Ray Butkenica’s bespectacled Benny Goodwin wasn’t the most impressive of men. He manned a toll-both during the day and roller skated on his down time. But he was a kind soul who, upon being introduced in the show’s third season, served as a fun romantic partner for the previously lovelorn Brenda. Benny had competition for Brenda’s affections in Ron Silver’s Gary Levy, but when the creative team wrote Gary out of the series ahead of the fifth and final season, the door was open for Benny and Brenda to finally get engaged.

After the cancellation of “Rhoda,” Butkenica landed a series regular role as “M*A*S*H” veteran Wayne Rogers’ best buddy on CBS’ briefly successful sitcom adaptation of the hit film “House Calls,” and was a enjoyably obnoxious foil for Patti LuPone’s headstrong mother on the ABC drama “Life Goes On.” While Butkenica worked steadily throughout the ’80s and into the 2000s, he was mostly cast as a featured player on individual episodes of hit shows like “Matlock,” “L.A. Law,” and “JAG.” He hasn’t logged an acting credit since providing voices for “The Sopranos: Road to Respect” video game in 2006. Whatever Mr. Butkenica is up to, we hope he’s feeling personally and creatively fulfilled!

Julie Kavner

Julie Kavner was a star from the moment we heard her. Sure, the 24-year-old newcomer looked the part of a downhearted single gal looking for love in New York City, but once she spoke she had an entire nation of television viewers’ attention and their hearts.
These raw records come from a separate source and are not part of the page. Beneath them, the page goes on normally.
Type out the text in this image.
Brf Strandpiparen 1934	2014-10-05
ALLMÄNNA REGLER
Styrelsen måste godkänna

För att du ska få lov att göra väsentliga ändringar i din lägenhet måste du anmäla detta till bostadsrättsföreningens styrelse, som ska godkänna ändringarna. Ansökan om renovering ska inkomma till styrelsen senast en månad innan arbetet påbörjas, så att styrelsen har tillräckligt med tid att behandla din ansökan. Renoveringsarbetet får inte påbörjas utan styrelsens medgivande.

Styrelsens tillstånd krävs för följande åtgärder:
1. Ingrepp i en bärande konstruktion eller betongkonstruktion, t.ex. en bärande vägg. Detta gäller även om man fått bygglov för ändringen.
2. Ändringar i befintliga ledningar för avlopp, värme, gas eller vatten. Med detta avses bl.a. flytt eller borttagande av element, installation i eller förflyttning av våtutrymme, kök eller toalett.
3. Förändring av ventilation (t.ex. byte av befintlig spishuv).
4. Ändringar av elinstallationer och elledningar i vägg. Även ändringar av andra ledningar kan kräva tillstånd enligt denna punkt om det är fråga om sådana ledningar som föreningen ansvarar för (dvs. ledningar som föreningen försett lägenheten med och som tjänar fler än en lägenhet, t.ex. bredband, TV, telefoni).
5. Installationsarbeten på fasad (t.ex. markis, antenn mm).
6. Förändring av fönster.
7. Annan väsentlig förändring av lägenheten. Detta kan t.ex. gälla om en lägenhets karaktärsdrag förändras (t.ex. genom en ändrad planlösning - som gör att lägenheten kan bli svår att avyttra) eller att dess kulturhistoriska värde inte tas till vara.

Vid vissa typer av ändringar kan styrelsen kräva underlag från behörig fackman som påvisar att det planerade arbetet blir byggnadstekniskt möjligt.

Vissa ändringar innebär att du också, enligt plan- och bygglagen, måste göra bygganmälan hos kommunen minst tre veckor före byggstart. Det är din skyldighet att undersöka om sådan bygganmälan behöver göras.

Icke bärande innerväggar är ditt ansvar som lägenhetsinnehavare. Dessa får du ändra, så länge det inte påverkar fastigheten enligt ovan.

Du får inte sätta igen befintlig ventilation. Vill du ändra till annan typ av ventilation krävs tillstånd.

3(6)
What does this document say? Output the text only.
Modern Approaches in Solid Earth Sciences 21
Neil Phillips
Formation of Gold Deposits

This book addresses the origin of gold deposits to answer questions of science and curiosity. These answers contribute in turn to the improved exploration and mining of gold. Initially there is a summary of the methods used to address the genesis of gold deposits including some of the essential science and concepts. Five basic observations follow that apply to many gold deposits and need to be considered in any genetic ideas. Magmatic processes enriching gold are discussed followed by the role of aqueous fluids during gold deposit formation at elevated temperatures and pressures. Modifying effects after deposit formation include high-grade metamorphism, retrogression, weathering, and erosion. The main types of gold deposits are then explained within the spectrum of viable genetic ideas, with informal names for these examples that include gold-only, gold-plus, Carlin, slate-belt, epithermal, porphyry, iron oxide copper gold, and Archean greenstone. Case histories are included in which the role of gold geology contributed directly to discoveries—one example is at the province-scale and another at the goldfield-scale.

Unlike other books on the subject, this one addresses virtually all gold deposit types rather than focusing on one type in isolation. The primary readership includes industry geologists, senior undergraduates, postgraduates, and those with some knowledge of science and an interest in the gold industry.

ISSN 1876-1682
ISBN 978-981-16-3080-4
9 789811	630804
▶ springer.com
Brenda Morgenstern was clearly a breakout role for Kavner, one that earned her a Primetime Emmy for Outstanding Supporting Actress in a Comedy Series, but work proved hard to come by in the years following the series’ cancellation in 1978. Fortunately, after a few TV guest appearances and a couple of go-nowhere movie roles, Kavner landed a small-but-memorable part in Woody Allen’s “Hannah and Her Sisters,” and reminded Hollywood how special she could be.

The Kavner-ssaince began in 1987 when she joined the sketch-comedy ensemble of “The Tracy Ullman Show,” but it was that gravelly voice that brought her lasting glory. Matt Groening’s “The Simpsons” was initially envisioned as little more than animated breaks interspersed throughout Ullman’s show, but Fox executives unexpectedly discovered a ratings goldmine when it tried the cartoon out as a mid-season replacement over the 1989-1990 TV season. 35 years later, “The Simpsons” are still holding it down at 742 Evergreen Terrace, and it’s impossible to imagine the show surviving even one-half season without Kavner’s put-upon-yet-indefatigable matriarch Marge. While Yeardley Smith’s Lisa is typically the conscience of the show, Marge is reliably its heart.

And yet, if we can register one minor kvetch: Kavner’s long-term voice-acting success is remarkable, but it’s come at the expense of her onscreen acting career. She hasn’t appeared in a live-action anything since playing Adam Sandler’s mother in 2006’s “Click.” To say we miss seeing her is an understatement.